An investor would like to make a long-term investment in a debt security whose duration is equal to its maturity. Which of the following AAA-rated bonds should his registered representative recommend?
A) MNO zero-coupon bond maturing in 8 months
B) ABC 8% bond maturing in 15 years, callable in 10 years
C) DEF 10-year 8% bond maturing in 8 months
D) XYZ zero-coupon bond maturing in 15 years
XYZ zero-coupon bond maturing in 15 years
The simplest definition of duration is that it is the time it takes for a bond’s cash flow (interest payments) to equal the maturity value. Because there is no cash flow from a zero-coupon bond, its duration is equal to its maturity.
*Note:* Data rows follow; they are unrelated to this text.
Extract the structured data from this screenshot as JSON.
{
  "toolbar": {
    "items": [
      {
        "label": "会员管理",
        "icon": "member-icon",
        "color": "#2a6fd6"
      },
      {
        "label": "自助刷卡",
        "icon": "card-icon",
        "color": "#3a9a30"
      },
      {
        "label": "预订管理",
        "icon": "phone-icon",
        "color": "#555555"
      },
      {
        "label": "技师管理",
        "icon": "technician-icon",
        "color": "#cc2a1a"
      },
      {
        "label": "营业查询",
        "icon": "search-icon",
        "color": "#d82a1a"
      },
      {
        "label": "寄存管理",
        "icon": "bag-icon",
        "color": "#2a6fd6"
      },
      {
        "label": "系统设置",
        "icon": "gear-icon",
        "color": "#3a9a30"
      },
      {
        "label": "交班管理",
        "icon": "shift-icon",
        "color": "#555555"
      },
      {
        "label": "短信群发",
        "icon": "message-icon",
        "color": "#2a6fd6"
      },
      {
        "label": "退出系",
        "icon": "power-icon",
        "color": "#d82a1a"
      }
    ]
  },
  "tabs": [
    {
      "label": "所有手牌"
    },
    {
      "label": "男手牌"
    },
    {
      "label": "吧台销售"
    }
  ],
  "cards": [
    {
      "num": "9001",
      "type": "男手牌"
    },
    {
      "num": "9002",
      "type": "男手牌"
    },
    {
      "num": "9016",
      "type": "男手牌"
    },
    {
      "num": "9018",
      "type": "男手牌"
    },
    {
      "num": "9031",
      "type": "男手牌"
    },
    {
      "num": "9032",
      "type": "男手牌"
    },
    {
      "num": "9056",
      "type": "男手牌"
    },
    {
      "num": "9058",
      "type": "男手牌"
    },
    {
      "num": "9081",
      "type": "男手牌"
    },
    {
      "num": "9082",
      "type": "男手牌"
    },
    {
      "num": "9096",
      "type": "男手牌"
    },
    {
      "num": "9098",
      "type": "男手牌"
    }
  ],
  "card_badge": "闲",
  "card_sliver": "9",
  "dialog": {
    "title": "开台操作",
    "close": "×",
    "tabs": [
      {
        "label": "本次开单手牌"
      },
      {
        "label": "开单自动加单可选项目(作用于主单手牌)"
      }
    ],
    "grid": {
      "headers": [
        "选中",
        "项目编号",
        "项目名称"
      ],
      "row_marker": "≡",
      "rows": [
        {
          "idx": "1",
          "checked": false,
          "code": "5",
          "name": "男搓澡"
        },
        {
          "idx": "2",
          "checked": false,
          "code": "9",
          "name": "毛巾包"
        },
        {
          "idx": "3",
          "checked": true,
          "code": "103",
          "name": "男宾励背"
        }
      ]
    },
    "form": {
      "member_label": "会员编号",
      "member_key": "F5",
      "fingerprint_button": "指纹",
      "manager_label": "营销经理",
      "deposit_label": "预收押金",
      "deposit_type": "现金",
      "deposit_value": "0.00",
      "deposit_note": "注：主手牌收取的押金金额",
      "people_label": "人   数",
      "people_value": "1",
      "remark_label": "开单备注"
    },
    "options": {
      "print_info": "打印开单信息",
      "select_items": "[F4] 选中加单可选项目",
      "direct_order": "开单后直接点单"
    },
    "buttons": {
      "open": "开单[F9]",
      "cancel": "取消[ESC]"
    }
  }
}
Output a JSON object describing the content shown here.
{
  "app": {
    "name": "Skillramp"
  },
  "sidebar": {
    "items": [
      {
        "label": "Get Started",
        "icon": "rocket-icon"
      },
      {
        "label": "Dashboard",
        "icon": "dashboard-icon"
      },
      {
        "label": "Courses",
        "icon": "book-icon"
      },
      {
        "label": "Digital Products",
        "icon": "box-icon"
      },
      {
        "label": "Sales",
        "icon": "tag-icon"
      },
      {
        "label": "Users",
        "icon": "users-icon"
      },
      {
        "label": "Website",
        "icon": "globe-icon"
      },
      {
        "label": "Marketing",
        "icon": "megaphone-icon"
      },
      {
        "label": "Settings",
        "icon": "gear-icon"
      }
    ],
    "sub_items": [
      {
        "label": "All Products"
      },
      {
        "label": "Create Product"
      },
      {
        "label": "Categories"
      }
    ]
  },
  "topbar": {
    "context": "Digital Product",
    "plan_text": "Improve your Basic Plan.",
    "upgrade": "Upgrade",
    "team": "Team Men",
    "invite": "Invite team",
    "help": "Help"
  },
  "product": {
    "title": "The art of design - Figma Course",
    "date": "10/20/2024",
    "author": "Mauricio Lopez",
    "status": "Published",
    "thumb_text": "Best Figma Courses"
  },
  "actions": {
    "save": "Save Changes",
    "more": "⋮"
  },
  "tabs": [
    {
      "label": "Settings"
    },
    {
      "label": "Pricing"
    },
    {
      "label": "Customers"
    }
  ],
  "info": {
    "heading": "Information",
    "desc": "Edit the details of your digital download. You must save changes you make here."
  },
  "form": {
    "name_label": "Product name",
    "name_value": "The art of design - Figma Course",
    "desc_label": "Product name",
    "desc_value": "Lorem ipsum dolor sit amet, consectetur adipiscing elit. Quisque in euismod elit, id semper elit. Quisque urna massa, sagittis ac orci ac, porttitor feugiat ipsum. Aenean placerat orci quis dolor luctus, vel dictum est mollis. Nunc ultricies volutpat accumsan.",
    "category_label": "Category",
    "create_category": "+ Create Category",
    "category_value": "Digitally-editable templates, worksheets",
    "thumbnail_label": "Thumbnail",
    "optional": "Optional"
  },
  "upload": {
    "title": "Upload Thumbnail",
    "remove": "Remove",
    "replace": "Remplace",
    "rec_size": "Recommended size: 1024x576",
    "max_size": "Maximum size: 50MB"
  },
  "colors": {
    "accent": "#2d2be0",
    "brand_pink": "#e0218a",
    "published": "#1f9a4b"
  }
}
Because the question says “long-term,” we’re not going to choose an 8-month maturity over a 15-year one.
An electric company issued mortgage senior lien bonds, with an 8⅞ coupon, priced at 96. Each bond pays annual interest of
$88.75.
A coupon of 8⅞ represents an annual interest payment of 8⅞% of $1,000, or $88.75. Because the interest rate always applies to par, which is $1,000, the issue price does not have an effect.
Which of the following are characteristics of commercial paper?
A type of secured debt
Maximum maturity of 270 days
Issued by municipalities
Exempt from registration
Maximum maturity of 270 days
Exempt from registration
Commercial paper represents the unsecured debt obligations of corporations in need of short-term financing. Both yield and maturity are open to negotiation. Because commercial paper is issued with maturities of 270 days or less, it is exempt from registration under the Act of 1933.
Which of the following statements regarding interest rates and price fluctuations of debt securities are true?
Short-term prices fluctuate more than long-term prices.
Long-term prices fluctuate more than short-term prices.
Short-term interest rates fluctuate more than long-term rates.
Long-term interest rates fluctuate more than short-term rates.
Long-term prices fluctuate more than short-term prices.
Short-term interest rates fluctuate more than long-term rates.
Long-term bond prices move more in response to interest rate changes than short-term bond prices do because of the compounding effect of interest on bonds with longer maturities. Short-term interest rates fluctuate significantly in response to Federal Reserve Board actions and other changes in interest rates. Although long-term rates also respond and move in the same direction, their movements are not as large.
Your customer is a 66-year-old retired widower. He is seeking an investment of $50,000 that will keep pace with inflation. He currently survives on Social Security and a pension and is very risk averse. Which of the following do you recommend?
TIPS
TIPS is the only choice that keeps pace with inflation and also has the lowest default risk of the choices given. The biggest risk associated with a fixed annuity is that over time it won’t keep pace with inflation, and both the high-yield bond fund and the gold fund are too volatile for this risk-averse client.
Which of the following choices correctly ranks investment risk from lowest to highest?
A) Treasury bonds, municipal bonds, corporate bonds, common stock
B) Treasury bonds, corporate bonds, municipal bonds, common stock
C) Common stock, corporate bonds, municipal bonds, Treasury bonds
D) Common stock, municipal bonds, corporate bonds, Treasury bonds
Treasury bonds, municipal bonds, corporate bonds, common stock
Treasury bonds carry the lowest investment risk because they are backed in full by the U.S. government. Municipal bonds are next lowest because they are backed by the taxing authority and general revenues of issuing municipalities. Corporate bonds are the most risky debt instruments but are still backed by the full faith and credit of the issuer. Common stock has no promises associated with it, is junior in claim to all debt securities, and is, therefore, the riskiest investment.